Yes. Add a separate User-agent: AhrefsBot block followed by Disallow: /. Well-behaved bots respect robots.txt, but malicious scrapers typically do not — robots.txt is not a security measure.
What does User-agent: * mean?
The wildcard * matches all robots and crawlers that have not been given a specific named user-agent block. Rules in the * block apply to any bot not addressed by a more specific block higher in the file.
Should I add my sitemap URL to robots.txt?
Yes. The Sitemap: directive is one of the most reliable ways to ensure all major crawlers discover your sitemap.

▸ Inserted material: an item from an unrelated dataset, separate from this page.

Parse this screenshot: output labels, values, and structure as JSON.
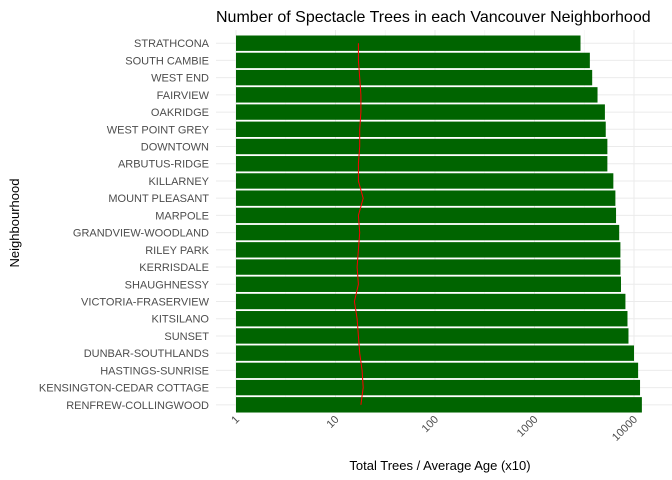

Google, Bing, and other compliant crawlers read this directive when processing robots.txt.
Does case matter in robots.txt paths?
Yes. Path matching in robots.txt is case-sensitive on most servers. Disallow: /Admin does not block /admin. Always match the exact case of your actual URL paths.

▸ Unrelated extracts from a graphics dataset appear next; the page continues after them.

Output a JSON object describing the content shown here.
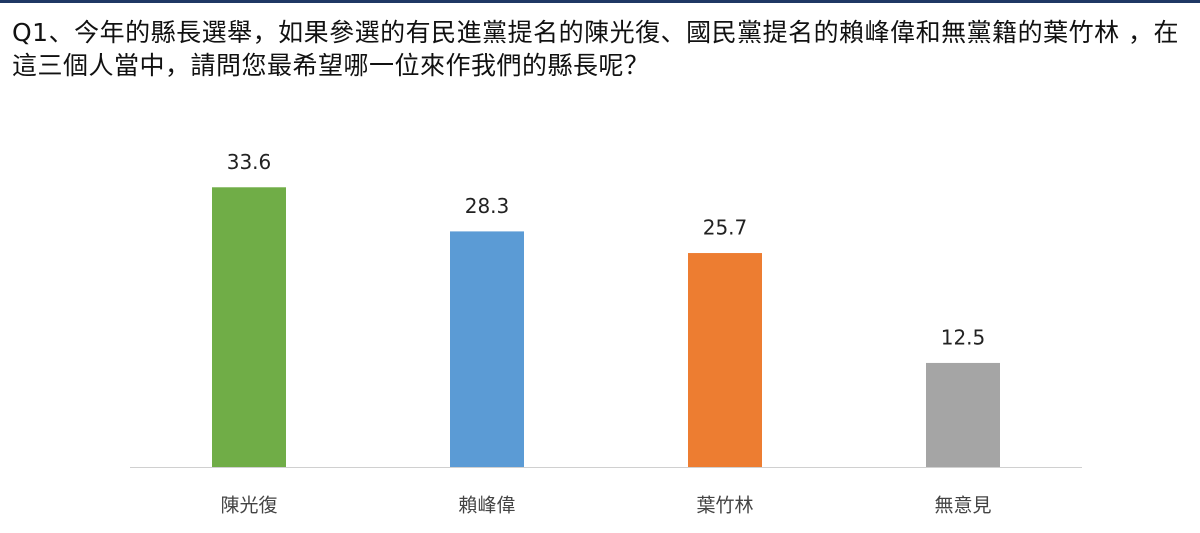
{
  "chart_data": {
    "type": "bar",
    "title": "Q1、今年的縣長選舉，如果參選的有民進黨提名的陳光復、國民黨提名的賴峰偉和無黨籍的葉竹林 ，在這三個人當中，請問您最希望哪一位來作我們的縣長呢？",
    "categories": [
      "陳光復",
      "賴峰偉",
      "葉竹林",
      "無意見"
    ],
    "values": [
      33.6,
      28.3,
      25.7,
      12.5
    ],
    "colors": [
      "#70ad47",
      "#5b9bd5",
      "#ed7d31",
      "#a5a5a5"
    ],
    "ylim": [
      0,
      40
    ],
    "grid": false
  }
}
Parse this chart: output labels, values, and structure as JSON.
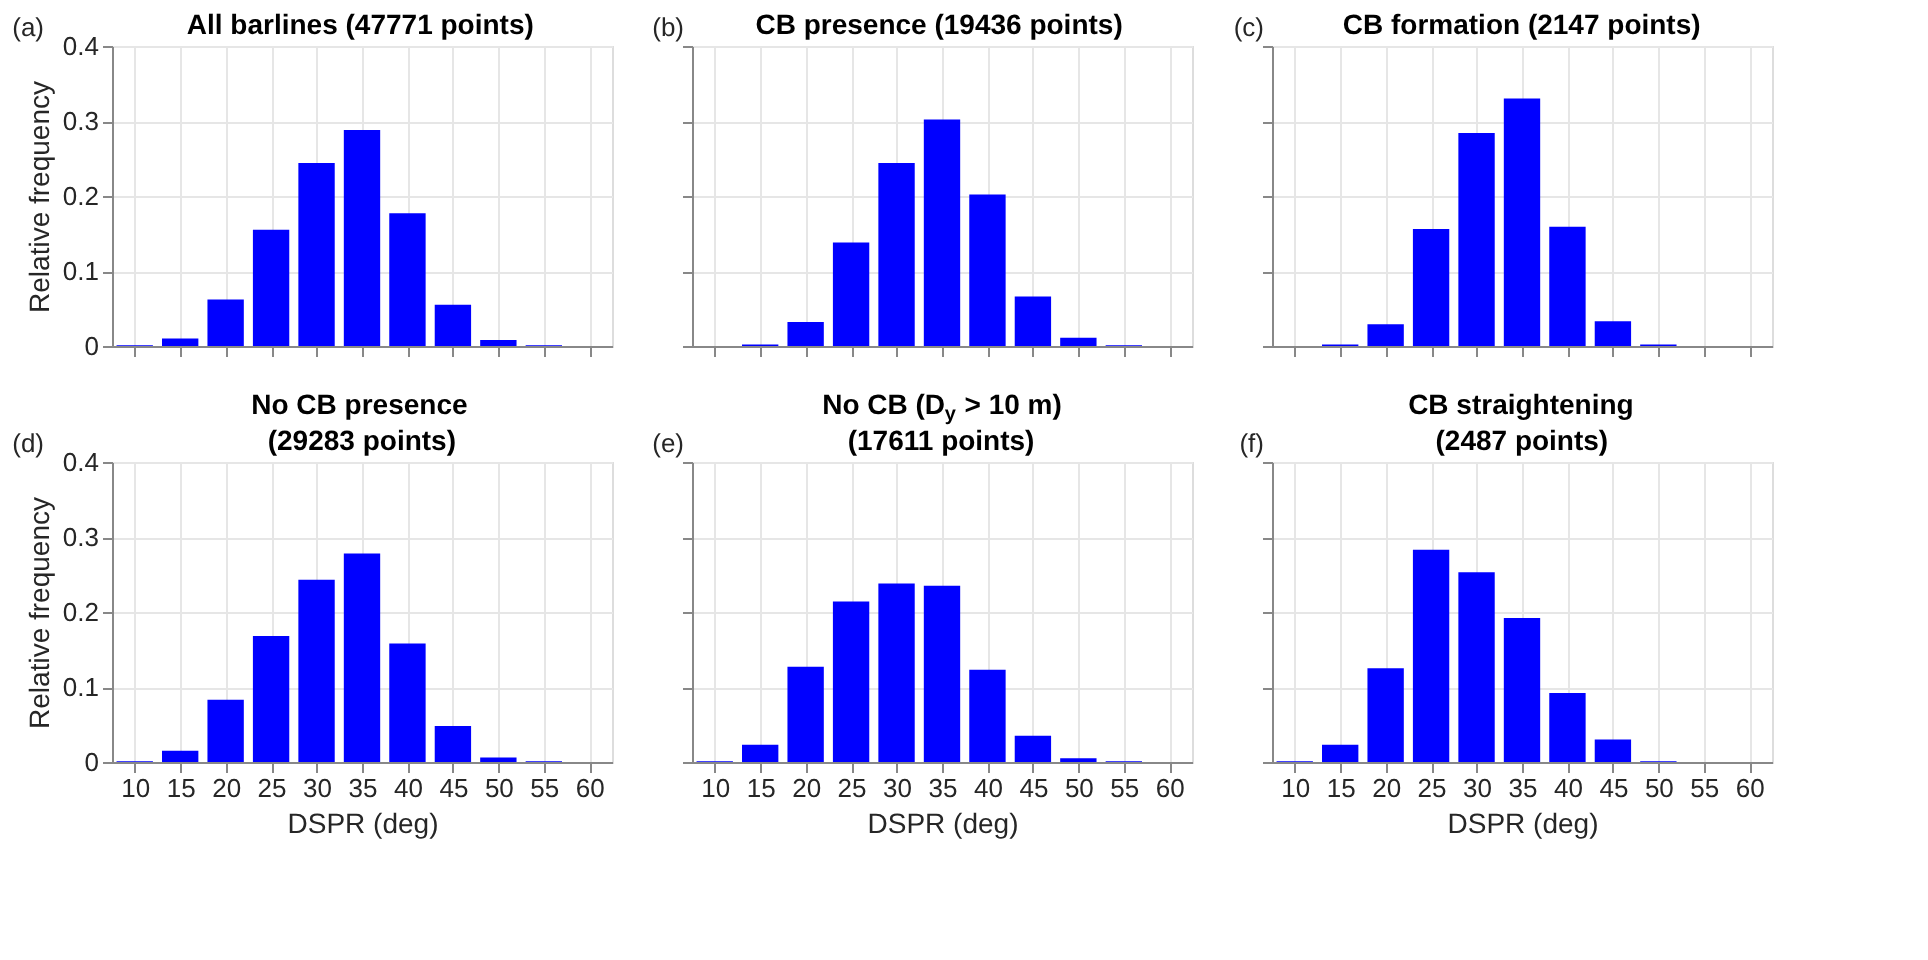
{
  "chart_data": [
    {
      "type": "bar",
      "title": "All barlines (47771 points)",
      "ylabel": "Relative frequency",
      "annotations": [
        "(a)"
      ],
      "x": [
        10,
        15,
        20,
        25,
        30,
        35,
        40,
        45,
        50,
        55
      ],
      "values": [
        0.001,
        0.01,
        0.062,
        0.155,
        0.244,
        0.288,
        0.177,
        0.055,
        0.008,
        0.001
      ],
      "color": "#0000ff",
      "xlim": [
        7.5,
        62.5
      ],
      "ylim": [
        0,
        0.4
      ],
      "xticks": [
        10,
        15,
        20,
        25,
        30,
        35,
        40,
        45,
        50,
        55,
        60
      ],
      "yticks": [
        0,
        0.1,
        0.2,
        0.3,
        0.4
      ],
      "grid": true,
      "tick_labels": "y"
    },
    {
      "type": "bar",
      "title": "CB presence (19436 points)",
      "annotations": [
        "(b)"
      ],
      "x": [
        10,
        15,
        20,
        25,
        30,
        35,
        40,
        45,
        50,
        55
      ],
      "values": [
        0,
        0.002,
        0.032,
        0.138,
        0.244,
        0.302,
        0.202,
        0.066,
        0.011,
        0.001
      ],
      "color": "#0000ff",
      "xlim": [
        7.5,
        62.5
      ],
      "ylim": [
        0,
        0.4
      ],
      "xticks": [
        10,
        15,
        20,
        25,
        30,
        35,
        40,
        45,
        50,
        55,
        60
      ],
      "yticks": [
        0,
        0.1,
        0.2,
        0.3,
        0.4
      ],
      "grid": true,
      "tick_labels": false
    },
    {
      "type": "bar",
      "title": "CB formation (2147 points)",
      "annotations": [
        "(c)"
      ],
      "x": [
        10,
        15,
        20,
        25,
        30,
        35,
        40,
        45,
        50,
        55
      ],
      "values": [
        0,
        0.002,
        0.029,
        0.156,
        0.284,
        0.33,
        0.159,
        0.033,
        0.002,
        0
      ],
      "color": "#0000ff",
      "xlim": [
        7.5,
        62.5
      ],
      "ylim": [
        0,
        0.4
      ],
      "xticks": [
        10,
        15,
        20,
        25,
        30,
        35,
        40,
        45,
        50,
        55,
        60
      ],
      "yticks": [
        0,
        0.1,
        0.2,
        0.3,
        0.4
      ],
      "grid": true,
      "tick_labels": false
    },
    {
      "type": "bar",
      "title": "No CB presence\n(29283 points)",
      "xlabel": "DSPR (deg)",
      "ylabel": "Relative frequency",
      "annotations": [
        "(d)"
      ],
      "x": [
        10,
        15,
        20,
        25,
        30,
        35,
        40,
        45,
        50,
        55
      ],
      "values": [
        0.001,
        0.015,
        0.083,
        0.168,
        0.243,
        0.278,
        0.158,
        0.048,
        0.006,
        0.001
      ],
      "color": "#0000ff",
      "xlim": [
        7.5,
        62.5
      ],
      "ylim": [
        0,
        0.4
      ],
      "xticks": [
        10,
        15,
        20,
        25,
        30,
        35,
        40,
        45,
        50,
        55,
        60
      ],
      "yticks": [
        0,
        0.1,
        0.2,
        0.3,
        0.4
      ],
      "grid": true
    },
    {
      "type": "bar",
      "title": "No CB (D$_{y}$ > 10 m)\n(17611 points)",
      "xlabel": "DSPR (deg)",
      "annotations": [
        "(e)"
      ],
      "x": [
        10,
        15,
        20,
        25,
        30,
        35,
        40,
        45,
        50,
        55
      ],
      "values": [
        0.001,
        0.023,
        0.127,
        0.214,
        0.238,
        0.235,
        0.123,
        0.035,
        0.005,
        0.001
      ],
      "color": "#0000ff",
      "xlim": [
        7.5,
        62.5
      ],
      "ylim": [
        0,
        0.4
      ],
      "xticks": [
        10,
        15,
        20,
        25,
        30,
        35,
        40,
        45,
        50,
        55,
        60
      ],
      "yticks": [
        0,
        0.1,
        0.2,
        0.3,
        0.4
      ],
      "grid": true,
      "tick_labels": "x"
    },
    {
      "type": "bar",
      "title": "CB straightening\n(2487 points)",
      "xlabel": "DSPR (deg)",
      "annotations": [
        "(f)"
      ],
      "x": [
        10,
        15,
        20,
        25,
        30,
        35,
        40,
        45,
        50,
        55
      ],
      "values": [
        0.001,
        0.023,
        0.125,
        0.283,
        0.253,
        0.192,
        0.092,
        0.03,
        0.001,
        0
      ],
      "color": "#0000ff",
      "xlim": [
        7.5,
        62.5
      ],
      "ylim": [
        0,
        0.4
      ],
      "xticks": [
        10,
        15,
        20,
        25,
        30,
        35,
        40,
        45,
        50,
        55,
        60
      ],
      "yticks": [
        0,
        0.1,
        0.2,
        0.3,
        0.4
      ],
      "grid": true,
      "tick_labels": "x"
    }
  ]
}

Why is Google still indexing my disallowed page?
Google may have indexed the page before you added the disallow rule, or it may have discovered the URL from an external link and indexed it from that signal. Remove indexed pages using Google Search Console's URL removal tool, and add a noindex meta tag for belt-and-suspenders protection.

Explore the category

Glossary

robots.txt
A plain-text file placed at the root of a domain that instructs web crawlers which pages and directories they may or may not access, following the Robots Exclusion Protocol.
User-agent
A robots.txt directive that specifies which crawler the following rules apply to. Use * for all crawlers, or a specific name like Googlebot, Bingbot, or AhrefsBot for targeted rules.
Disallow
A robots.txt directive that instructs matching crawlers not to fetch URLs matching the specified path. An empty Disallow: value means the crawler is allowed everywhere on the site.
Allow
A robots.txt directive that explicitly permits crawling of a path, used to create exceptions within a broader Disallow rule. Allow takes precedence over Disallow when both match the same URL.
Sitemap
A robots.txt directive providing the absolute URL of an XML sitemap file, helping crawlers discover all indexable pages on a site. Multiple Sitemap: lines are allowed in a single robots.txt.
Crawl-delay
An optional robots.txt directive requesting a minimum wait time in seconds between requests from a crawler. Supported by some bots like Bingbot but not by Googlebot, which manages crawl rate separately via Search Console.